In doing this, the government has managed to kill two birds with one stone— UTI as well as IDBI. If this sounds a trifle dramatic, then check the facts. In UTI, the government appointed a succession of ‘development bankers’, who managed to destroy the gigantic mutual fund twice over in under seven years. After all, this was the same class of people who deftly built massive bad debts through reckless lending and inept monitoring and brought IDBI and IFCI to the brink of collapse. If Damodaran achieved a remarkable change without being a trained fund manager, it is not because he has special skills as an IAS officer, but because of competence, honesty, ingenuity and sincerity. And it is these qualities that are bringing battered investors back to UTI. Similarly, if Damodaran’s interim appointment at IDBI was enough to send the stock price up to the high Rs70 (it has dropped in the last fortnight) it is on the expectation that the same qualities would work their magic at the ‘development’ bank. But investors didn’t reckon with the wiles of industrialists and the pusillanimity of politicians. Ironically, while government is staking claim to having created a Shining India, they don’t realise how easy and simple it will be for these two institutions to relapse into the same morass that they were in.
The IDBI scrip, at Rs 67 plus, is quoting at a six year high. And it is extremely easy for government to believe that all it has to do is to get a development banker—probably an insider who has shown no previous dynamism— merge IDBI with a nationalised bank with a large retail network and its problems will be over. After all, hasn’t it managed to get Punjab National Bank to swallow two lemons in the form of Nedungadi Bank and more recently IFCI? This new faith in a ‘development banker’ is delightfully ironic. The same babu network, that assiduously foists IAS officers on to ever new committee, board, organisation, commission and regulatory body that is set up by government, suddenly shows a preference for a ‘veteran banker’ even in the face of proven competence by one of their own fraternity. In October 2003, reputed Central Banker, S.S. Tarapore had written in The Financial Express that ‘‘the track record of the government is that it waits till a bank/institution is about to burn to ashes before finding a fireman to douse the flames. When the three weak banks were basket cases, a government official was lodged in the Reserve Bank of India to save these banks. When Unit Trust of India burst into flames in mid-2001, the government found a wizard to save the ship. As IDBI is facing an identity crisis, the government has picked a miracle man to save the institution. Is it only accidental that in all three cases the fireman turns out to be M. Damodaran?’’ Tarapore had also said, IDBI’s turnaround would need a competent chairman, who has the powers to evolve a viable strategy for the bank and if government followed a hands-off policy.
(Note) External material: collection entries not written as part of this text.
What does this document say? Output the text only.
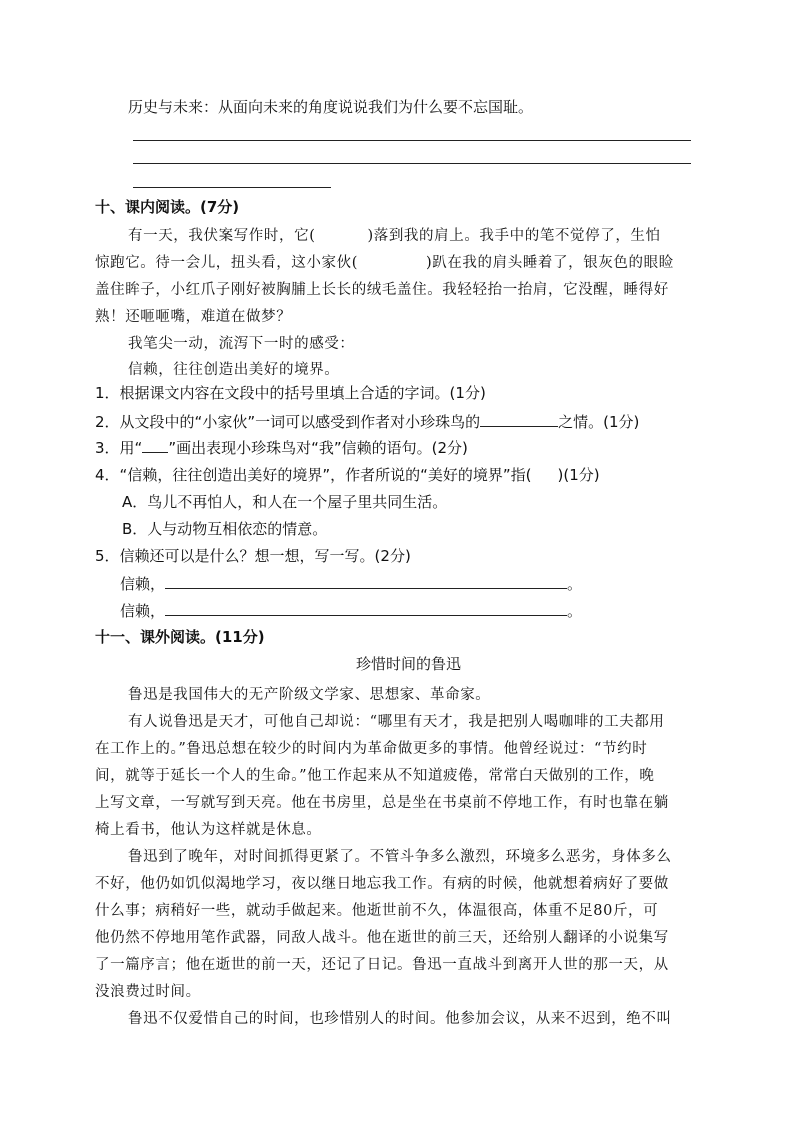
历史与未来：从面向未来的角度说说我们为什么要不忘国耻。
十、课内阅读。(7分)
有一天，我伏案写作时，它(	)落到我的肩上。我手中的笔不觉停了，生怕
惊跑它。待一会儿，扭头看，这小家伙(	)趴在我的肩头睡着了，银灰色的眼睑
盖住眸子，小红爪子刚好被胸脯上长长的绒毛盖住。我轻轻抬一抬肩，它没醒，睡得好
熟！还咂咂嘴，难道在做梦？
我笔尖一动，流泻下一时的感受：
信赖，往往创造出美好的境界。
1．根据课文内容在文段中的括号里填上合适的字词。(1分)
2．从文段中的“小家伙”一词可以感受到作者对小珍珠鸟的	之情。(1分)
3．用“ ”画出表现小珍珠鸟对“我”信赖的语句。(2分)
4．“信赖，往往创造出美好的境界”，作者所说的“美好的境界”指( )(1分)
A．鸟儿不再怕人，和人在一个屋子里共同生活。
B．人与动物互相依恋的情意。
5．信赖还可以是什么？想一想，写一写。(2分)
信赖，	。
信赖，	。
十一、课外阅读。(11分)
珍惜时间的鲁迅
鲁迅是我国伟大的无产阶级文学家、思想家、革命家。
有人说鲁迅是天才，可他自己却说：“哪里有天才，我是把别人喝咖啡的工夫都用
在工作上的。”鲁迅总想在较少的时间内为革命做更多的事情。他曾经说过：“节约时
间，就等于延长一个人的生命。”他工作起来从不知道疲倦，常常白天做别的工作，晚
上写文章，一写就写到天亮。他在书房里，总是坐在书桌前不停地工作，有时也靠在躺
椅上看书，他认为这样就是休息。
鲁迅到了晚年，对时间抓得更紧了。不管斗争多么激烈，环境多么恶劣，身体多么
不好，他仍如饥似渴地学习，夜以继日地忘我工作。有病的时候，他就想着病好了要做
什么事；病稍好一些，就动手做起来。他逝世前不久，体温很高，体重不足80斤，可
他仍然不停地用笔作武器，同敌人战斗。他在逝世的前三天，还给别人翻译的小说集写
了一篇序言；他在逝世的前一天，还记了日记。鲁迅一直战斗到离开人世的那一天，从
没浪费过时间。
鲁迅不仅爱惜自己的时间，也珍惜别人的时间。他参加会议，从来不迟到，绝不叫
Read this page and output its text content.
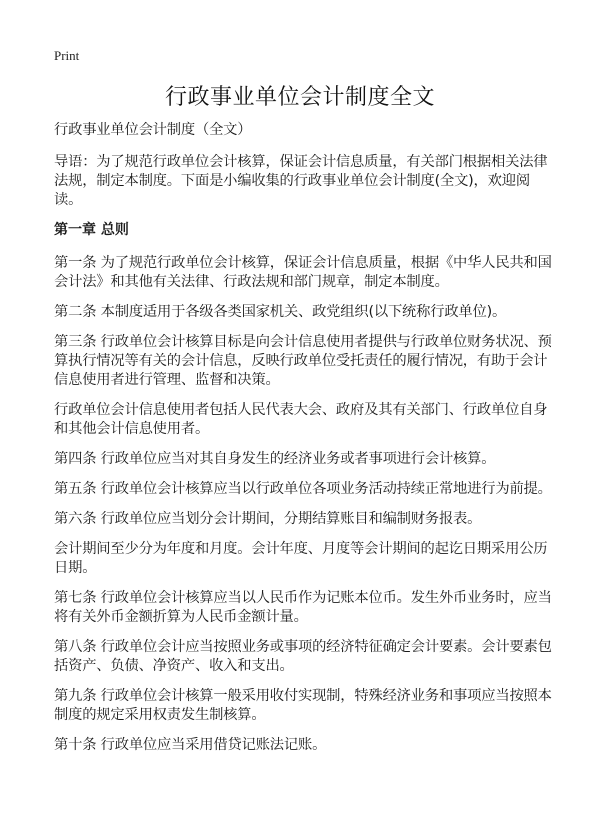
Print
行政事业单位会计制度全文

行政事业单位会计制度（全文）

导语：为了规范行政单位会计核算，保证会计信息质量，有关部门根据相关法律法规，制定本制度。下面是小编收集的行政事业单位会计制度(全文)，欢迎阅读。

第一章 总则

第一条 为了规范行政单位会计核算，保证会计信息质量，根据《中华人民共和国会计法》和其他有关法律、行政法规和部门规章，制定本制度。

第二条 本制度适用于各级各类国家机关、政党组织(以下统称行政单位)。

第三条 行政单位会计核算目标是向会计信息使用者提供与行政单位财务状况、预算执行情况等有关的会计信息，反映行政单位受托责任的履行情况，有助于会计信息使用者进行管理、监督和决策。

行政单位会计信息使用者包括人民代表大会、政府及其有关部门、行政单位自身和其他会计信息使用者。

第四条 行政单位应当对其自身发生的经济业务或者事项进行会计核算。

第五条 行政单位会计核算应当以行政单位各项业务活动持续正常地进行为前提。

第六条 行政单位应当划分会计期间，分期结算账目和编制财务报表。

会计期间至少分为年度和月度。会计年度、月度等会计期间的起讫日期采用公历日期。

第七条 行政单位会计核算应当以人民币作为记账本位币。发生外币业务时，应当将有关外币金额折算为人民币金额计量。

第八条 行政单位会计应当按照业务或事项的经济特征确定会计要素。会计要素包括资产、负债、净资产、收入和支出。

第九条 行政单位会计核算一般采用收付实现制，特殊经济业务和事项应当按照本制度的规定采用权责发生制核算。

第十条 行政单位应当采用借贷记账法记账。
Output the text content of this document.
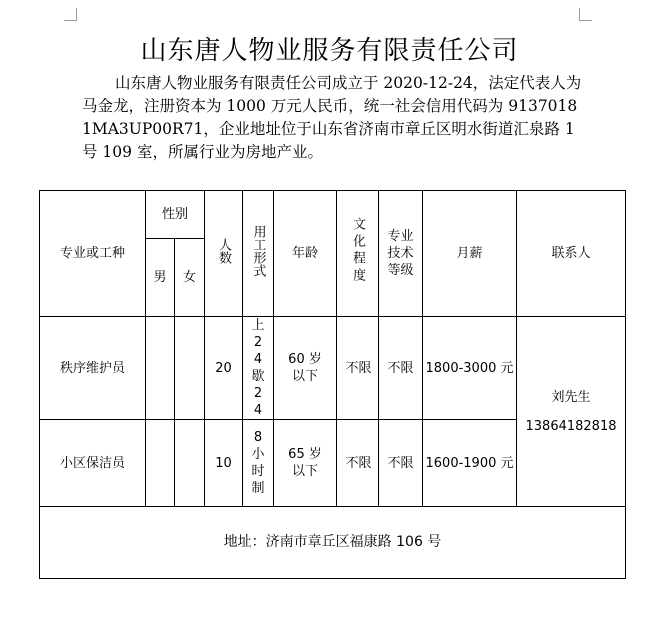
山东唐人物业服务有限责任公司
山东唐人物业服务有限责任公司成立于 2020-12-24，法定代表人为马金龙，注册资本为 1000 万元人民币，统一社会信用代码为 91370181MA3UP00R71，企业地址位于山东省济南市章丘区明水街道汇泉路 1 号 109 室，所属行业为房地产业。
专业或工种	性别		人数	用工形式	年龄	文化程度	专业技术等级	月薪	联系人
	男	女							
秩序维护员			20	上24歇24	60 岁以下	不限	不限	1800-3000 元	刘先生
13864182818

小区保洁员			10	8小时制	65 岁以下	不限	不限	1600-1900 元	
地址：济南市章丘区福康路 106 号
Clearly, there was a lot of hope riding on Damodaran’s appointment at IDBI. All that is now history. But the bigger damage may be to UTI Mutual Fund. It is not as though IDBI’s loss is UTI MFs gain, because even there, the government has given Damodaran only a one-year extension. Any simple poll of investors would show that they are willing to give UTI MF another chance only because they trust the man in charge. And that is the way investors around the world decide on mutual fund investment, when there is no government guarantee. After all, a set of politicians who have done an ugly about-turn over who will head IDBI, and have yet to divest their control over UTI, cannot be depended on to take the right decisions regarding the Fund’s long-term leadership and management either.